According to the INSAG-7 report, the chief reasons for the accident lie in the peculiarities of physics and in the construction of the reactor. They are:
The reactor had a dangerously large positive void coefficient of reactivity. Most of the other reactor designs have a negative coefficient. The nuclear reaction rate slows when steam bubbles form in the coolant, since as the vapor phase in the reactor increases, fewer neutrons are slowed down. Faster neutrons are likely to split uranium atoms, so the reactor produces less power.
Chernobyl’s RMBK reactor used solid graphite to absorb neutrons. Thus neutrons are slowed down even if steam bubbles form in water, because, steam absorbs neutrons much less readily than water, increasing the intensity of vaporization means that more neutrons are able to split uranium atoms, increasing the reactor’s power output. This makes the RBMK design very unstable at low power levels and prone to suddenly increasing energy production to a dangerous level. This behavior is counter-intuitive and this property of the reactor was unknown to the crew.
A more significant flaw was in the design of the control rods that are inserted into the reactor to slow down the reaction. With the design, when the rods are inserted into the reactor from the uppermost position as they are shorter in length than necessary, the graphite parts initially displace some water, effectively causing fewer neutrons to be absorbed initially. Thus for the first few seconds of control rod activation, reactor power output is increased rather than reduced as desired. This behavior was also not known to the reactor operators.

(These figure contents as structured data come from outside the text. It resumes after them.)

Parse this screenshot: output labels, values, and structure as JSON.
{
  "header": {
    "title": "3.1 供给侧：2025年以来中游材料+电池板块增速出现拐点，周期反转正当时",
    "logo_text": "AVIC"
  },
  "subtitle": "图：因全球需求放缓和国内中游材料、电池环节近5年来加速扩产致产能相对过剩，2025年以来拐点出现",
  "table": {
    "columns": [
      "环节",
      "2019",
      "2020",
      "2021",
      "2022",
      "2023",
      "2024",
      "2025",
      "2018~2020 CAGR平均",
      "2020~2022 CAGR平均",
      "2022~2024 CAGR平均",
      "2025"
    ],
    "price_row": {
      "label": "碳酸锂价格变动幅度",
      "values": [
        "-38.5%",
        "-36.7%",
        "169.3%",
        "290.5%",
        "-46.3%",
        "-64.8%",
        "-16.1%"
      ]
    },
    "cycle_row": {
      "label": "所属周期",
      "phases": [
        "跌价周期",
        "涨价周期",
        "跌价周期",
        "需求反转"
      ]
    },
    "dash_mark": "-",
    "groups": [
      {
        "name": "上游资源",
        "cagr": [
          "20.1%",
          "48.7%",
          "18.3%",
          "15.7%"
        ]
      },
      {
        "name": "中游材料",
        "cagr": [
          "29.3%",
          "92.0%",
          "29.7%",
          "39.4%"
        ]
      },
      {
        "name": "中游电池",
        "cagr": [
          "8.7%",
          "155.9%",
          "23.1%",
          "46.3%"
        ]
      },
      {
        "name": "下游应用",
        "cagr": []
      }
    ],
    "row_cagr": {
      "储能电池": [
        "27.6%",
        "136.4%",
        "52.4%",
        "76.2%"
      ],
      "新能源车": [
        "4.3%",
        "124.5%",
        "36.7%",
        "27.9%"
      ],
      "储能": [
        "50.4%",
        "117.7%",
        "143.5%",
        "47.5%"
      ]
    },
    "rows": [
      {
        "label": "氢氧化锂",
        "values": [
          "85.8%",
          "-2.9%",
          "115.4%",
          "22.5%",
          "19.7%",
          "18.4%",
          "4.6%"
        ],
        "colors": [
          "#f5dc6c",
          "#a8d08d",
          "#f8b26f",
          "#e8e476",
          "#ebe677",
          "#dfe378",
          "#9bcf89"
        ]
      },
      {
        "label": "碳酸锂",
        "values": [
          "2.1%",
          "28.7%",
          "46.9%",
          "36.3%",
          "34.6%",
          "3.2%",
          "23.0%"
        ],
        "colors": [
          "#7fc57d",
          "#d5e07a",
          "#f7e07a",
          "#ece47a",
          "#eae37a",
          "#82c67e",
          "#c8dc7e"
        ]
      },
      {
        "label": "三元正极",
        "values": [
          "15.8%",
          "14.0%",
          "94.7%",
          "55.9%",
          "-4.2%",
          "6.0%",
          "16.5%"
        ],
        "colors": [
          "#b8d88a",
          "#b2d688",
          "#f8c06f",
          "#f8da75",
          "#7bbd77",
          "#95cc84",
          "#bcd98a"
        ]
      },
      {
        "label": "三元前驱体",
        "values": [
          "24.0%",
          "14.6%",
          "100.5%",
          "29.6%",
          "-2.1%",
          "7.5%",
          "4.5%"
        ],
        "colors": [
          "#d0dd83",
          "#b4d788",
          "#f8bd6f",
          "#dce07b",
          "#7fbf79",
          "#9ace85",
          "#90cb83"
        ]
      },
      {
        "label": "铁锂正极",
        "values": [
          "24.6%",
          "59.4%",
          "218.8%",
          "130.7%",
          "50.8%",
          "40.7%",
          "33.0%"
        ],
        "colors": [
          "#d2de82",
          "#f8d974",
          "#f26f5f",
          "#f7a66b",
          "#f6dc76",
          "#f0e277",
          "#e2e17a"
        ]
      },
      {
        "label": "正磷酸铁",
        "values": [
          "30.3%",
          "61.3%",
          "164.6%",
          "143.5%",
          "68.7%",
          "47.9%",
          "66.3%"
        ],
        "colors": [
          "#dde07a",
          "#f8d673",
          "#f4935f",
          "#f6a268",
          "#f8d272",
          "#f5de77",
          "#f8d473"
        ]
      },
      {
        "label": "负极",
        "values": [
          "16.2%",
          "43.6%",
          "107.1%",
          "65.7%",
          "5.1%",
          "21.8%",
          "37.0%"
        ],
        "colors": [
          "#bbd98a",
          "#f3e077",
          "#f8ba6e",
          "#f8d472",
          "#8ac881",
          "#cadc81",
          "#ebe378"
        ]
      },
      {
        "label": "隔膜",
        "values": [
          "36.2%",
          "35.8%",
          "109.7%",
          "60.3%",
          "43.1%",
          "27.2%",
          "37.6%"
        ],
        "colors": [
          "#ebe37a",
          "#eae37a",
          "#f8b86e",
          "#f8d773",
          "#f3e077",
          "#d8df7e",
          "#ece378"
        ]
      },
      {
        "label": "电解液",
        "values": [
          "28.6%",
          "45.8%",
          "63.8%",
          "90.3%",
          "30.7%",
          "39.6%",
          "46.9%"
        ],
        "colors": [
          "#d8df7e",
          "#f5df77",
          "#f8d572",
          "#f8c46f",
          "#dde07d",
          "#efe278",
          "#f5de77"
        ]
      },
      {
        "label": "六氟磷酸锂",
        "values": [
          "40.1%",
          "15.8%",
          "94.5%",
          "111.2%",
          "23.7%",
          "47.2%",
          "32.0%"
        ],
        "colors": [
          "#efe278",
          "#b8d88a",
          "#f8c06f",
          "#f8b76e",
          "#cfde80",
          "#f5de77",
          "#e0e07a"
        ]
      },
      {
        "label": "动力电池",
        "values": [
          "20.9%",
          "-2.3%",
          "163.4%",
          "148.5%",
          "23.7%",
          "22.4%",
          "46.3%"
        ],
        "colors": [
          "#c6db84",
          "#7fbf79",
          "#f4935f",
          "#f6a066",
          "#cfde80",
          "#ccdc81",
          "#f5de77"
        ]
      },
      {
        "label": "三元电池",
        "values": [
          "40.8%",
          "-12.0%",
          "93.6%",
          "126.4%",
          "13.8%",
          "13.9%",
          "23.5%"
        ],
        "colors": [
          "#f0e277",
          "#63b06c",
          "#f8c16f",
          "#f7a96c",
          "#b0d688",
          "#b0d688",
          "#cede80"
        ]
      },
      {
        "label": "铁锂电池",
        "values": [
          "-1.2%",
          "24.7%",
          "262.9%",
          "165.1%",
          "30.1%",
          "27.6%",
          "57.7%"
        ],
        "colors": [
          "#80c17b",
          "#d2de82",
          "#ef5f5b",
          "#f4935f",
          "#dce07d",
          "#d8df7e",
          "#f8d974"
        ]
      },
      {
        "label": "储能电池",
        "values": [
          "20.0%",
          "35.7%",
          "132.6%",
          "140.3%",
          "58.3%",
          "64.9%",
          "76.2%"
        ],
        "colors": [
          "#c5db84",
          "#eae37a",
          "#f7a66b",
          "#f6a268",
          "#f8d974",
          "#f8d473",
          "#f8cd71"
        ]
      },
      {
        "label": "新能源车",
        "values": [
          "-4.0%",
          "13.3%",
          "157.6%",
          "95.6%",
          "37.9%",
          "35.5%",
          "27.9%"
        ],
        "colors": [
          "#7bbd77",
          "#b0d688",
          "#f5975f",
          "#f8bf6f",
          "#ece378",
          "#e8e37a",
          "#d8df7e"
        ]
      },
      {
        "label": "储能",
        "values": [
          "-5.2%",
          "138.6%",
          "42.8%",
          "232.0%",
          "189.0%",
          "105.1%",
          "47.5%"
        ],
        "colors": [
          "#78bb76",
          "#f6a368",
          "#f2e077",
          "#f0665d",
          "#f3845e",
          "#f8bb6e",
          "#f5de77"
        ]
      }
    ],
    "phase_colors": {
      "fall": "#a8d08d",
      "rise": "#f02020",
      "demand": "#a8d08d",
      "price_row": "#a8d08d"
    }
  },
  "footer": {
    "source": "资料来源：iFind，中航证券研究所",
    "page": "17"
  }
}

There were numerous other issues that were contributing factors that led to the incident:
The plant was not designed to safety standards in effect and incorporated unsafe features.
Inadequate safety analysis performed.
There was insufficient attention to independent safety review.
Operating procedures not founded satisfactorily in safety analysis.
Safety information not adequately and effectively communicated between operators and designers.
The operators did not adequately understand safety aspects of the plant.
Operators did not sufficiently respect formal requirements of operation and test procedures.
The regulatory regime was insufficient to effectively counter pressures for production.
There was a general lack of safety culture in nuclear matters at the national level as well as locally.

If an experienced process control engineer had been on site he or she would have known that in order to maintain stability, supply-demand matching controls were needed. If the employees had a complete overview of the process, then the disaster would be prevented. The test was conducted under manual control and all automatic safety systems were disabled which lead to the disaster. Design errors also contributed to the disaster. The plant had no containment building.

The lessons learnt at Chernobyl are there is no such thing as safe nuclear plant, understanding process dynamics and providing redundant automatic controls to match them can minimize the probability of accidents. Designing a safe control system requires the in-depth understanding of the process by experienced process control engineers and cannot complete rely on the advice of manufacturer’s representatives alone.